I know about the limitation for text node, technically the cost to build a little more (ie basically all can be contained in a div). But I also see the argument against fake document (though I do not adhere with it)

But I do love the <fragment> node's idea. Really.


And then document endpoint (Which would merge document and passage) could be either a TEI document or a TEI fragment.


You could need fragmentCollection on top of fragment, for search result. Though, I am largely advocating for JSON/XML convertible scheme on the search result with some kind of ontology if needed... Search result in JSON seems totally natural to me :)

balmas commented 7 years ago

From @jonathanrobie on September 14, 2017 13:43

I asked the TEI list if there is a standard element for this:

http://tei-l.970651.n3.nabble.com/Returning-fragments-from-TEI-documents-td4030077.html

balmas commented 7 years ago

From @jonathanrobie on September 14, 2017 13:44

Search result in JSON seems totally natural to me :)

With the corresponding XML as text? That could certainly work.

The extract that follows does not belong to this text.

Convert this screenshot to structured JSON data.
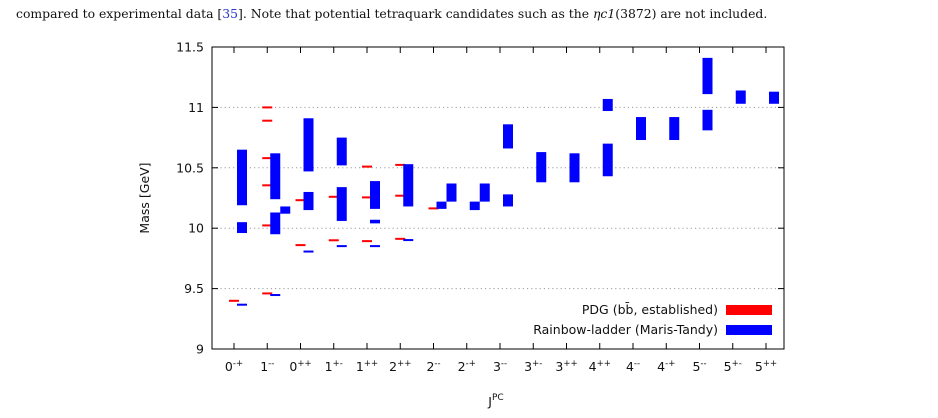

balmas commented 7 years ago

From @PonteIneptique on September 14, 2017 13:47

Search result in JSON seems totally natural to me :)

With the corresponding XML as text? That could certainly work.

Well, with whatever kind of content actually for this one. The important part is to give you the identifier of the passage/document that contains the match, way more than the XML. This is search, not retrieval :)

jeffreycwitt commented 7 years ago

I think my comment on #68 is relevant here, at least to an earlier part of the discussion about the distinction between passages and documents: See https://github.com/distributed-text-services/collection-api/issues/68#issuecomment-332840383

jonathanrobie commented 7 years ago

In today's call, we agreed on the following:

jonathanrobie commented 7 years ago

I think we need a clearly stated organizing principle that tells us the relationship between endpoints, resources, and affordances (operations you can perform on resources). Defining that relationship clearly will tell us how many endpoints we need and what each does, and will help us converge on our design.

Here are some issues I see in the current design:

To me, this is the heart of the current issue, and we cannot answer it one endpoint at a time.

PonteIneptique commented 7 years ago

My first comment would be that separating the search endpoint was decided upon discussion at meeting 1.

My second remark would be the following : our objects seems to be only Metadata and Texts. But it is our reading that makes this separation. One could argue that we have one object only, Text, with derived metadata - references, catalog metadata - and with derived chunking - search hits, passage, full document.

Though, such a division would be harmful and we started dividing things to allow for a more result-type approach : catalog metadata, search hits, document's node, references. Those four result types have enough difference to be found in independent endpoint.

On top of that, I would like to state a little more than to me, browsing, retrieval and search are really different activities because they do not cover the same mass of information :

Such different types of objects and such different types of activities forces us - for clarity - to separate what can be separated : ie References, TextualNodes and Collection Metadata retrieval and browsing on one side, search on the other. From a client side perspective, such a separation is much more newcomers-proof and allows for a clear separation of concerns.

I would like to add that, as Vincent Jolivet has told me many times (See Vincent, I listen !), Search is a really fuzzy word that covers many many realities (tag search, text search, what does text search means ? does attributes of original source if original source is in xml are searchable text ?) and as such is really complex to define for all projects that might adopt our API. On top of that, I'd add that implementing text search, even plain text search, has costs that are much much bigger than content retrieval and browsing. As such, it is important that it can be separated and clearly turned-off for small size projects.

PonteIneptique commented 6 years ago

For cleaning reason, we are closing old issues. Please feel free to comment if you think we should reopen.